Wednesday, May 28, 2008

Game over

I was standing there waiting for the train last night. The day was at that fitful moment when the sun is shifting into a lower gear. Not-quite-sunset. And as the train was pulling up, there was something in that moment that brought up the most frightening moment of mortality.

I don't usually worry about questions of the after-life. If the hellfire and brimstone preachers of my youth are right, I'm going straight to hell for any number of reasons. No big deal. The idea of hell doesn't really bother me. Not enough to make me straighten up and fly right, at least. And if the Buddhists are right, reincarnation seems more irritating than anything else; in a "Oh, crap. You mean I have to do this all over again?" sort of way. And the idea of "you live, you die, the End" isn't really that disturbing either. I can accept the Great Nothing.

But the thing that occured to me was, what if there is something after you die, but you only get to do it if you did well here? What if life is pass/fail? The chance could be that you get one chance to live here, and if you get it, really get it, then you get to go on. If not, it's the old "worms crawl in, worms crawl out" and nothing more. Like an arcade game where, if you play well you get to go on to the next level, and if you suck it's all over. And you only get one quarter.

For an agnostic like me, that's one scary proposition. I mean, what's the criteria for living well? Who gets to make that decision? Is it written in someone's holy book? Or is it just up to you to figure it out? Living well can mean a whole lot of things. There are some people who lived good, pure, productive, benevolent lives, and been miserable as hell from cradle to grave. And there are people who've been blighters and bastards their whole lives, who in the end die in peace because they've lived without fear or regret and tasted every forbidden fruit. Maybe only one of them had the answer. I'm not sure which one.

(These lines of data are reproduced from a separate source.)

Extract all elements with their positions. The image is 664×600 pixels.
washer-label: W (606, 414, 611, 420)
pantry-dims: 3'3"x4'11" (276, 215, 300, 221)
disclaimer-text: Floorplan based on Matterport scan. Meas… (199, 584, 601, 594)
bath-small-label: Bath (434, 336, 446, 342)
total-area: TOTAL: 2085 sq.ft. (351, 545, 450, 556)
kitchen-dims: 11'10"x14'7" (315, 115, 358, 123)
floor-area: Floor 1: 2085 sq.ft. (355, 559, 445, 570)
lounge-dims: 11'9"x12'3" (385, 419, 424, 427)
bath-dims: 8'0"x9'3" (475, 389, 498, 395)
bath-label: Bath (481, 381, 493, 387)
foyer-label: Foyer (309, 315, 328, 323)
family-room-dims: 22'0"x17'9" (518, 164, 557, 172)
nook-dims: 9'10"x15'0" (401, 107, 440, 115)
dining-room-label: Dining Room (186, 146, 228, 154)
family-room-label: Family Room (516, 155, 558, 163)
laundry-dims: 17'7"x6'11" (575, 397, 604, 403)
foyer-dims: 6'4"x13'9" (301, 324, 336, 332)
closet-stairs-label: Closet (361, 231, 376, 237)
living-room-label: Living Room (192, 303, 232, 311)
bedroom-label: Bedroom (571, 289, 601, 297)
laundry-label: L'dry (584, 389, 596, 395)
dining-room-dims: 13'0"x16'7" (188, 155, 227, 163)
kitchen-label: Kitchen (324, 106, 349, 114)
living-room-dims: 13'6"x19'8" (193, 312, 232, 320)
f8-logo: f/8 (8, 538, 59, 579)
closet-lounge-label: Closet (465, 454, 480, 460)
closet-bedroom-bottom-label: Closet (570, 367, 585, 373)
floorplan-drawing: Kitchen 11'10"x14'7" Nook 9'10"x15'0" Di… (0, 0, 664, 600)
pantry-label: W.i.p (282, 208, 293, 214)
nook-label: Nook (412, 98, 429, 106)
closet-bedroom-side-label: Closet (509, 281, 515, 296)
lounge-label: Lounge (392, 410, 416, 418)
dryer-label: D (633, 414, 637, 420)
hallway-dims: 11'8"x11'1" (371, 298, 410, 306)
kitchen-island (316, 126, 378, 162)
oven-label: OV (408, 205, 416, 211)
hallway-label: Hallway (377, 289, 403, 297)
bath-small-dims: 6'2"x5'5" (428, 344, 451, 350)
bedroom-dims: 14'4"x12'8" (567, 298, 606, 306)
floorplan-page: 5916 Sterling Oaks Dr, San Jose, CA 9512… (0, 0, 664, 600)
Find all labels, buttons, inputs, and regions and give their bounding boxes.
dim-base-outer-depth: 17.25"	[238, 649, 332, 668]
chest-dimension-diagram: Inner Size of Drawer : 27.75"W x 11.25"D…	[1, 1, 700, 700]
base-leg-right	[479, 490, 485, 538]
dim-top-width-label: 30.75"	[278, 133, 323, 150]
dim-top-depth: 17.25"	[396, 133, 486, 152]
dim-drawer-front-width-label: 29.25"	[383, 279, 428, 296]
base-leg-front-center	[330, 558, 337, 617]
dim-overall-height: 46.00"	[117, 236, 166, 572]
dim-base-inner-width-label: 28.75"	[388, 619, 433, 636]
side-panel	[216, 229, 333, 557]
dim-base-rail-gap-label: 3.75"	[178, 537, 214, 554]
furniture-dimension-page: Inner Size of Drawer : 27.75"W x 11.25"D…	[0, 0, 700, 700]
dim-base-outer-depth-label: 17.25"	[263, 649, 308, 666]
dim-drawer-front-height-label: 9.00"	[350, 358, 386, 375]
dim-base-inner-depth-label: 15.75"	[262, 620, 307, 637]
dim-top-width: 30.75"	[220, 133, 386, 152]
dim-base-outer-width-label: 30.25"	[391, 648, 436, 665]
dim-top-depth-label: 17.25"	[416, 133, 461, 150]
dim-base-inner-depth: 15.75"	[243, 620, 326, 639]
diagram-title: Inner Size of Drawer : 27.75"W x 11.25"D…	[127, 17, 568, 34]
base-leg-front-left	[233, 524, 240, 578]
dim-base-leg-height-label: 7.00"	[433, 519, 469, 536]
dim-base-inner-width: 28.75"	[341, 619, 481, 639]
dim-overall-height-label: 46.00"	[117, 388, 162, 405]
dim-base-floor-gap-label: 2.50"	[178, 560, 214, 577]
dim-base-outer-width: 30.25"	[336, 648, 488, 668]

Who knows? Maybe if I want to go to the next level, I should jump into Barney the Wonder Truck and drive out to Eldorado and see if Warren Jeffs is looking for a cell block wedding. I could be wife, what? 49? It might save my immortal soul. I'm guessing probably not. But it's not really the heaven or hell, saved or damned thing that disturbs me. It's that there might be a life after this. Something more. Another whole existence to live, to figure out, to experience. And if I don't figure this out, I won't get my shot at whatever that is. I hate missing out.